Conclusion: More to School than Meets the Eye

There is more to school than reading a book, writing a paragraph, or solving a math equation. What about all those sometimes forgotten skills that help us to be successful as we take notes, follow directions, play a game, take a test or interact with classmates? These abilities cannot be ignored no matter if the student is primarily an auditory, visual or kinesthetic learner. I have learned that since the eyes take in the information and the brain makes sense of what it sees, the visual system is of high importance. 


General School Difficulties

  • Having efficient speed/accuracy/ memory needed to copy from the board to their paper
  • Forgetting which way was right or left when playing games
  • Mixing up cardinal directions
  • Following multistep directions
  • General ability to process information and remember it
  • Wearing shoes on the wrong feet
  • Proper organization of school supplies/work
  • Needing to touch everything to know how it feels



Education and Vision Therapy

I am sad when I think of my students who lost confidence to do their work correctly and retreated into themselves. I also had students do the opposite, who acted out behaviorally because doing the work was so hard for them. Staying at either end of the spectrum for too long is not a place we want a child to be. Something that vision therapy offers is the chance to be in an environment where making mistakes is okay. During vison therapy we learn and grow in multiple ways at each session. While working on eye focusing skills we learn patience. We teach our eyes to work as a team, while being a part of a team that encourages each other to do our best. Our eye tracking abilities improve while we push ourselves. We gain spatial awareness and appreciate the body God gave us. A positive attitude helps foster and encourage our visual thinking skills. As a former classroom teacher and current vision therapist, I am blessed to continue my work of helping others learn more than classroom skills, but life skills as well. 
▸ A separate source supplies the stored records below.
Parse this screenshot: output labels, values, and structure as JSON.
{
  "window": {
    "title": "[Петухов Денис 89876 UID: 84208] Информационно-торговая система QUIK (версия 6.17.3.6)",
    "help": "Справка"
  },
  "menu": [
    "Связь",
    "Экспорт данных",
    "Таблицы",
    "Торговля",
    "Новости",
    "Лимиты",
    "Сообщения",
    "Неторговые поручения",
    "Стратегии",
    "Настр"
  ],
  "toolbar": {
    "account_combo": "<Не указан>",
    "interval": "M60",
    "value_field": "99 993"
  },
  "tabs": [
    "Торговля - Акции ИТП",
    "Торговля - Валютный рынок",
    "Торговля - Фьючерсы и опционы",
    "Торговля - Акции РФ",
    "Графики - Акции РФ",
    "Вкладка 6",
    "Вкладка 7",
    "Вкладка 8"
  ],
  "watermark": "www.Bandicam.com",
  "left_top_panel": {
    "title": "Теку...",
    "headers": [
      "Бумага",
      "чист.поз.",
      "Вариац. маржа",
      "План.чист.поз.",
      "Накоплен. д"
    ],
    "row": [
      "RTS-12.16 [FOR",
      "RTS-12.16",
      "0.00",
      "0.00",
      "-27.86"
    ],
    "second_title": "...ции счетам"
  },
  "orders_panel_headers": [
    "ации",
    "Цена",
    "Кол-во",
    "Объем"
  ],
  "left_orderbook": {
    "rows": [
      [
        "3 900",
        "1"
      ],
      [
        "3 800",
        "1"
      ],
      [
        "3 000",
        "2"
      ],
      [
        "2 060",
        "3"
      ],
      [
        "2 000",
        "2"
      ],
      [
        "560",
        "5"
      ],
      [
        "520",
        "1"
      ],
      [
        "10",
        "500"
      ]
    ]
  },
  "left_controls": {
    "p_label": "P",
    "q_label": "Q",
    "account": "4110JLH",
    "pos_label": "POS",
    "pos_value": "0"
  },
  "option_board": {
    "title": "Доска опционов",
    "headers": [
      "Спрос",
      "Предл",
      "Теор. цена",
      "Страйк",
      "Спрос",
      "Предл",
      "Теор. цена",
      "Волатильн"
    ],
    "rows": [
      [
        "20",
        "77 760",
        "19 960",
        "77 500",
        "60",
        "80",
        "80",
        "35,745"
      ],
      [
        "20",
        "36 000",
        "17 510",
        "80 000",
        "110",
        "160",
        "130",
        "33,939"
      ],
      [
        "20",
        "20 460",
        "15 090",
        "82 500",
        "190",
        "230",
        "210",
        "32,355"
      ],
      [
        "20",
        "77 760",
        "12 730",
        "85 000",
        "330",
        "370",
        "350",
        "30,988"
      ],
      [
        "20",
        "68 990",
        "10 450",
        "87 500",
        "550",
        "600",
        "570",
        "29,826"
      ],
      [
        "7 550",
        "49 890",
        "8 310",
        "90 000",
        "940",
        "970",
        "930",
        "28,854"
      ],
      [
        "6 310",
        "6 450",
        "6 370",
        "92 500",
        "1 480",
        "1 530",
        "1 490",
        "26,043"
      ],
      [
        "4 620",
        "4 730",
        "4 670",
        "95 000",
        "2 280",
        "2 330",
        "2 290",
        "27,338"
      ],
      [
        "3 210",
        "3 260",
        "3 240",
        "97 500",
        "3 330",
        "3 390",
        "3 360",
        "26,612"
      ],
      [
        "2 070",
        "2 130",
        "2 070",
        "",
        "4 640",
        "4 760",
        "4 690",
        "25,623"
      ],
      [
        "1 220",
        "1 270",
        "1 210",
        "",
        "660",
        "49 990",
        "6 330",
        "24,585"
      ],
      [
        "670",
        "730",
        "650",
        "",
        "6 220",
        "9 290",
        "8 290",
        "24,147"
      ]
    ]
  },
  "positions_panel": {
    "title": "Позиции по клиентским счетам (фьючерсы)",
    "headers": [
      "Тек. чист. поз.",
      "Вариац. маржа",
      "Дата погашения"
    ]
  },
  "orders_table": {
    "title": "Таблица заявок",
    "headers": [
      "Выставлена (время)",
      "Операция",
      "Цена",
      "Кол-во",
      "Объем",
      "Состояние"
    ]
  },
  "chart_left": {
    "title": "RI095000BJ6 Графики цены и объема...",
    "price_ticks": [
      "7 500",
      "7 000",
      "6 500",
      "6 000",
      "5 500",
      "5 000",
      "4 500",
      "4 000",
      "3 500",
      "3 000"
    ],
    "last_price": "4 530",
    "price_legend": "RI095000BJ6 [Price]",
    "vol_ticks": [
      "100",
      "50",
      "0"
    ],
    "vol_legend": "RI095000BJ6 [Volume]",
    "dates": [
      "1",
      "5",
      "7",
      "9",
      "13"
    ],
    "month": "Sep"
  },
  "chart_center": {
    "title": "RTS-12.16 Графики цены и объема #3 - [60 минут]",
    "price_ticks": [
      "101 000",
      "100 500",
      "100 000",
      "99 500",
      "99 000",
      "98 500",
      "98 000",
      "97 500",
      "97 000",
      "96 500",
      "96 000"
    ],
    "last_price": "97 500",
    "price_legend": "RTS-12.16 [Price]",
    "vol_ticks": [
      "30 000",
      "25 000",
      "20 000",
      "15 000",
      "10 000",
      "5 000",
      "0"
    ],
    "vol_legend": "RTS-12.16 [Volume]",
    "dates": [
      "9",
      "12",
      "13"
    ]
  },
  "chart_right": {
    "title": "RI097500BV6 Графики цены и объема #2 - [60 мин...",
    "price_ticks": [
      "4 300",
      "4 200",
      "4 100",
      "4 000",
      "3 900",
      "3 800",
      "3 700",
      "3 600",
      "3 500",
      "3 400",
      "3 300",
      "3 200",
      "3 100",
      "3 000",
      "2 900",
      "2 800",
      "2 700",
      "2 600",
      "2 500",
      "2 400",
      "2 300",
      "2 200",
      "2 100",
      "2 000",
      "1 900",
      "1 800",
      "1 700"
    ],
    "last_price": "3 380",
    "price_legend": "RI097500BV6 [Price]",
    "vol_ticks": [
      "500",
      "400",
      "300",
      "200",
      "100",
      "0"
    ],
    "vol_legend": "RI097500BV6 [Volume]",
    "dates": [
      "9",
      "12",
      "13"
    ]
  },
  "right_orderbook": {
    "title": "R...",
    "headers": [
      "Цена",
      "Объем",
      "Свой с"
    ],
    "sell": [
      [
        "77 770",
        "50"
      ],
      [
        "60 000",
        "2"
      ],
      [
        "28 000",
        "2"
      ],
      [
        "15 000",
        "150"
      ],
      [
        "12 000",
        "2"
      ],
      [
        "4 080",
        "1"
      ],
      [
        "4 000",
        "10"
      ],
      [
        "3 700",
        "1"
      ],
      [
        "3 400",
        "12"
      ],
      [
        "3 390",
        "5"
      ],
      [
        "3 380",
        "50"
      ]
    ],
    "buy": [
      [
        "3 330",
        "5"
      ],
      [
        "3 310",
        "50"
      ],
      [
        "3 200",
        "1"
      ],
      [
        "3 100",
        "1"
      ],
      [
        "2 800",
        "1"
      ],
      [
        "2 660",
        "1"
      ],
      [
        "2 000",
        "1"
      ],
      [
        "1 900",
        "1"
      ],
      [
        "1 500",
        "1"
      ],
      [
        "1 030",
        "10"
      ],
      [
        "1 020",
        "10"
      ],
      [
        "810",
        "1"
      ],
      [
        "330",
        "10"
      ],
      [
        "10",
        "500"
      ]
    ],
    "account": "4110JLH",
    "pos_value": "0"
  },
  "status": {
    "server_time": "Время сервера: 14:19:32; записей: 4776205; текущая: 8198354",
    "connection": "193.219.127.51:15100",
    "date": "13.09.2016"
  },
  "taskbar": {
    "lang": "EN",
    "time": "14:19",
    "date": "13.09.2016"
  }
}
Part 4: Math is More than just Numbers

Math is usually one of those subjects you absolutely love or totally despise. Although math was never one of my favorite subjects when I was a student, as a teacher I grew to appreciate the various processes, tools, songs and hands-on ways to make learning more fun. Visually it can be cumbersome to understand how mathematical concepts work and are related. This doesn’t even include the act of reading, interpreting, and correctly writing the problem to find a solution which is a more advanced skill. Since the basic levels of math require number recognition, some students who struggle with math have difficulties starting at this level. Perhaps their difficulties begin when they have to use spatial awareness to write the numbers down in a certain way, or draw a visual representation of the mathematical work they are doing so that it makes sense. Math is a subject where you need to master one skill before moving onto the next level. In third grade this was made obvious as we progressed from mastering multi digit addition and subtraction, to learning how to multiply, to introducing division. 


Common Math Difficulties

  • Writing numerical answers in the correct order/place value (ex. Understanding 123 is very different from 321)
  • Recognizing patterns in numbers, counting
  • Skip counting
  • Lining up numbers correctly to solve problems
  • Following the appropriate steps to solve a problem
  • Clockwise/Counter clockwise
  • Symmetry of geometric shapes (ex. Drawing the rest of the picture so the sides match)
  • Memorizing math facts
  • Being able to read a word problem, understand what it is saying, and find a way to solve
  • Drawing a visual to solve a word problem 
  • Concepts of measurement such as weight/size/ distance/ length



Math and Vision Therapy

I have done several activities so far as a vision therapist that help promote visual awareness, memory, processing speed, seeing things from a different perspective, and patterns. Spatial awareness activities can include orientation, number order, and require a person to solve any problems that come up while working. One activity we use to promote visual logic is a version of tic-tac-toe where the patient cannot see the board and has to plan and visualize each move in their head, much like planning for how to solve a math problem. Working through these vision therapy exercises could promote mathematical growth as well as numerous other brain skills. While vision therapy doesn’t strive to teach math skills, it helps improve the child’s conceptual understanding of math through numerical literacy and visual thinking. It’s exciting to know so many areas of the brain can be enhanced at the same time.